Nous voulons tous que cette mesure législative donne des résultats bien réels. Dans le cas présent, nous voulons qu'elle simplifie vraiment le processus de demande pour les personnes handicapées. Nous devons analyser ses points forts et ses points faibles et saisir les occasions et les synergies qui ressortiraient au moment d'appliquer cette directive pratique, ce qui nous permettrait d'avoir l'avis des fonctionnaires, qui possèdent les compétences et les connaissances nécessaires pour la commenter.
Ceux qui suivent ce dossier savent que la mise en place d'un mécanisme de surveillance pour s'assurer que la mesure législative du gouvernement sur l'accessibilité est appliquée conformément à l'intention première reflète en grande partie ce que les Canadiens ont demandé au gouvernement au cours des consultations menées cette année.
J'envisage un jour où l'accès sera simplifié et où nous aurons une meilleure coordination avec les provinces pour que lorsqu'une personne est considérée comme admissible à un programme de prestations d'invalidité, cela lui ouvre l'accès aux autres programmes.
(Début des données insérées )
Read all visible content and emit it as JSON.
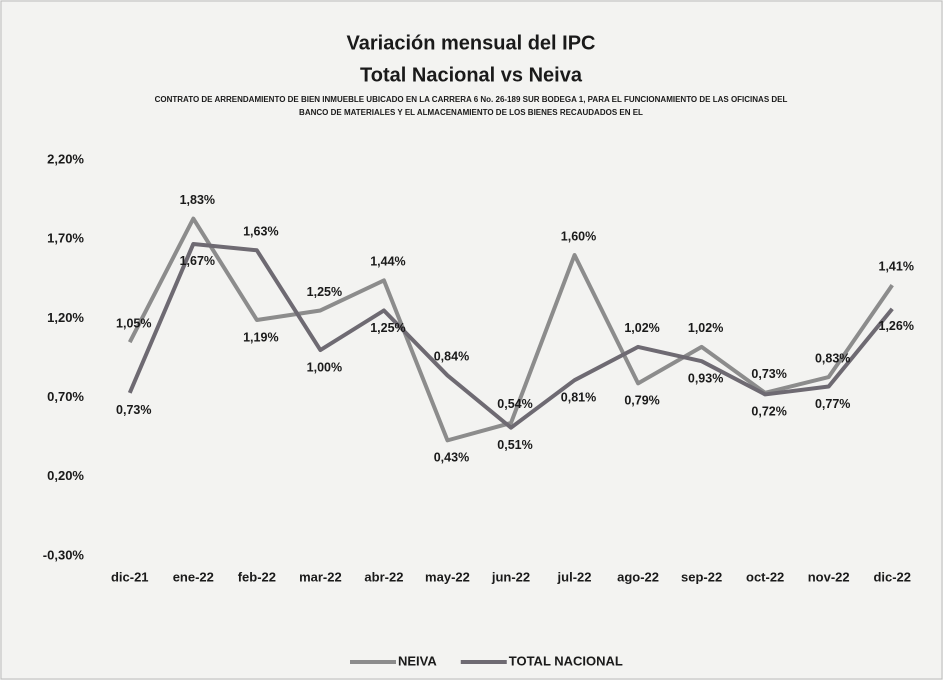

Ainsi, il y aura des portes d'entrée au lieu des obstacles, et des passerelles au lieu des cloisons. Notre vraie tâche ici, à la Chambre, consiste à toujours aller de l'avant pour éliminer les obstacles qui diminuent la qualité de vie des Canadiens. Ce projet de loi sera la première étape d'une véritable occasion de donner le ton et d'adopter une nouvelle approche qui servira de tremplin aux discussions futures ainsi qu'aux mesures prises par tous les ordres de gouvernement.
L'examen interne permettra d'assurer que nous nous engageons sérieusement dans le but de maximiser nos ressources et d'apporter ce modeste enrichissement à l'expérience canadienne. Je suis convaincue que ceux qui nous écoutent songent à la portée potentielle de cette orientation bureaucratique et à ce qu'en seront les incidences potentielles. Je me réjouis certainement des initiatives entreprises par le gouvernement, que les personnes qui vivent avec un handicap, ainsi que leur famille, attendent avec impatience.
Comme je l'ai déjà dit, il s'agit des fruits murs, c'est-à-dire que ces mesures vont de soi, pour ainsi dire. Attaquons-nous immédiatement à ces problèmes pour ensuite mieux traiter des obstacles plus complexes auxquels font face les personnes handicapées au Canada. Je tends la main aux députés d'en face pour que nous travaillions ensemble, car c'est ce que nous sommes tenus de faire à la Chambre.